S&P 500 Significance

The S&P 500 has become a preferred index for U.S. stocks, unseating the Dow Jones Industrial Average (DJIA). The S&P 500 is perceived as more representative of the market because it is made up of significantly more companies than the DJIA’s 30. There is also a major difference in how companies are represented in either index. The S&P 500 uses a market cap methodology, giving a higher weighting to larger companies, whereas the DJIA uses a price weighting methodology which gives more expensive stocks a higher weighting. The market cap ranking is also seen as more representative of real market structure.

S&P 500 Investment Options

Investors have difficulty replicating the S&P 500 because a portfolio needs stocks of 500 companies in specific quantities to replicate the index's market cap methodology.

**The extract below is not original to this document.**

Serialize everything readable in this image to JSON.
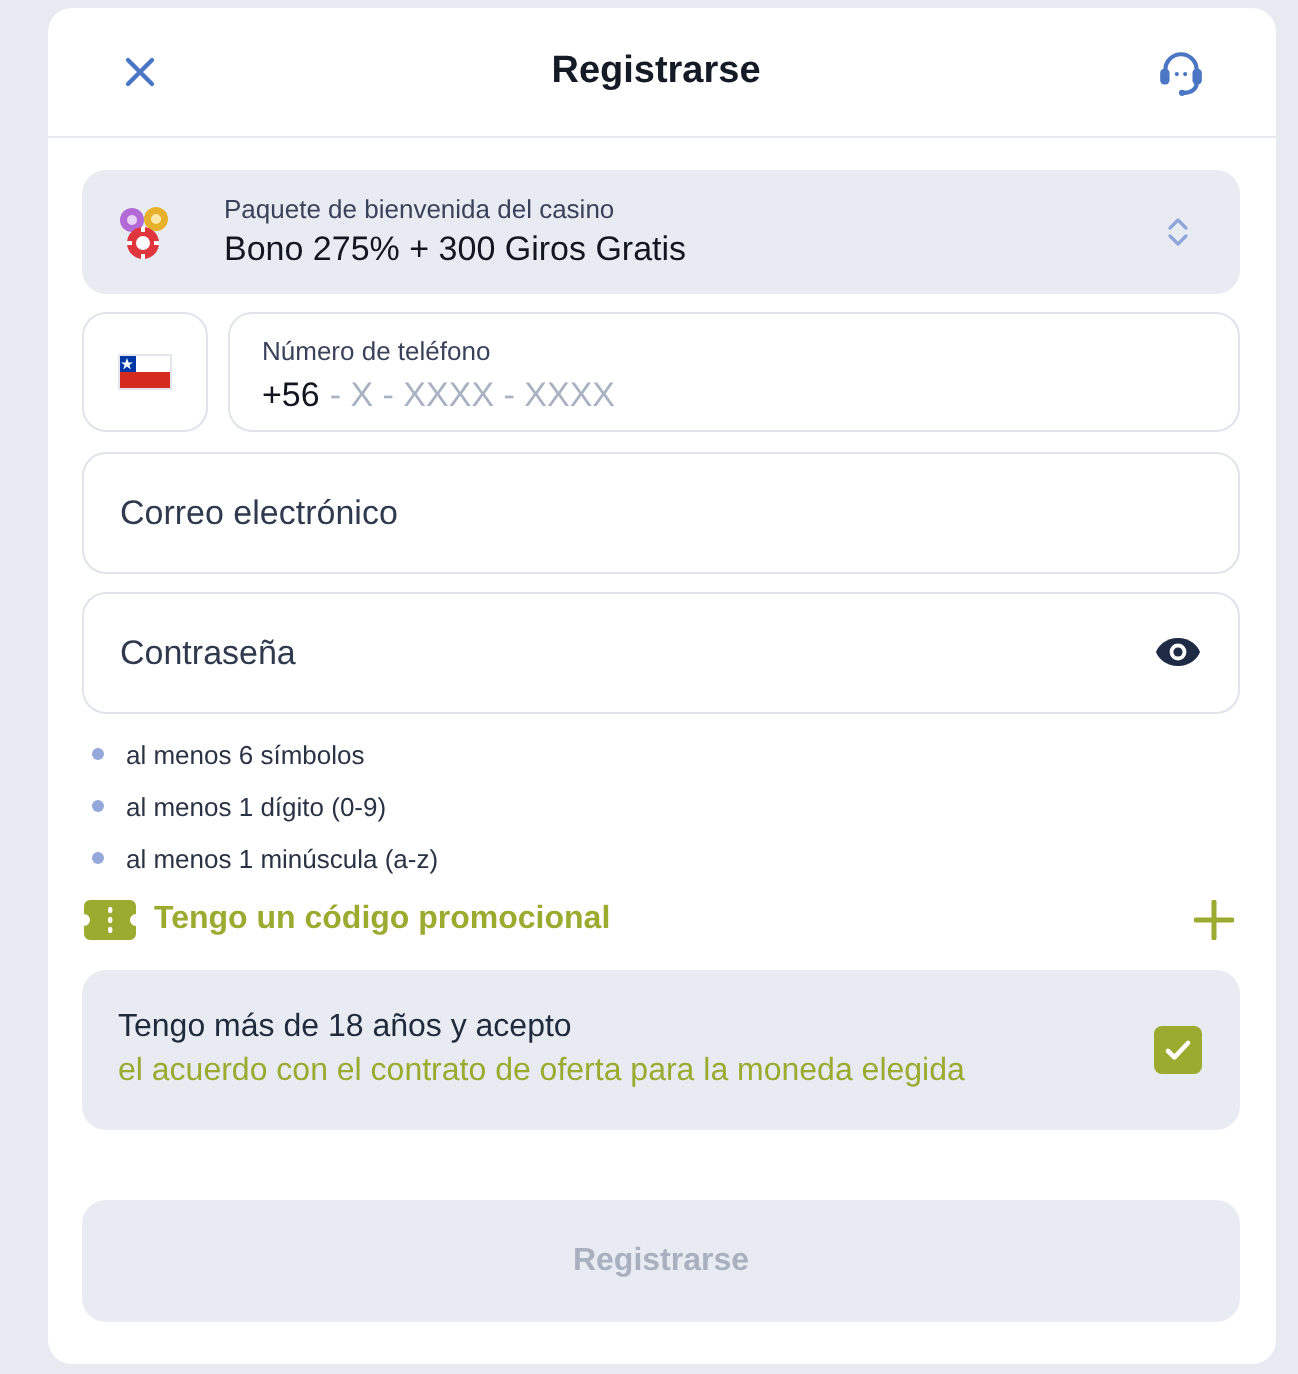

For investors looking to replicate the S&P 500, it is easier to purchase one of the S&P 500 investment products such as the Vanguard S&P 500 ETF, the SPDR S&P 500 ETF or iShares S&P 500 Index ETF.

Other S&P Indices

The S&P 500 is a member of the S&P Global 1200 family of indices. Other popular indices include the S&P MidCap 400, which represents the mid-cap range of companies; the S&P SmallCap 600 represents small-cap companies. The S&P 500, the S&P MidCap 400 and the S&P SmallCap 600 are combined and calculated together as the S&P Composite 1500.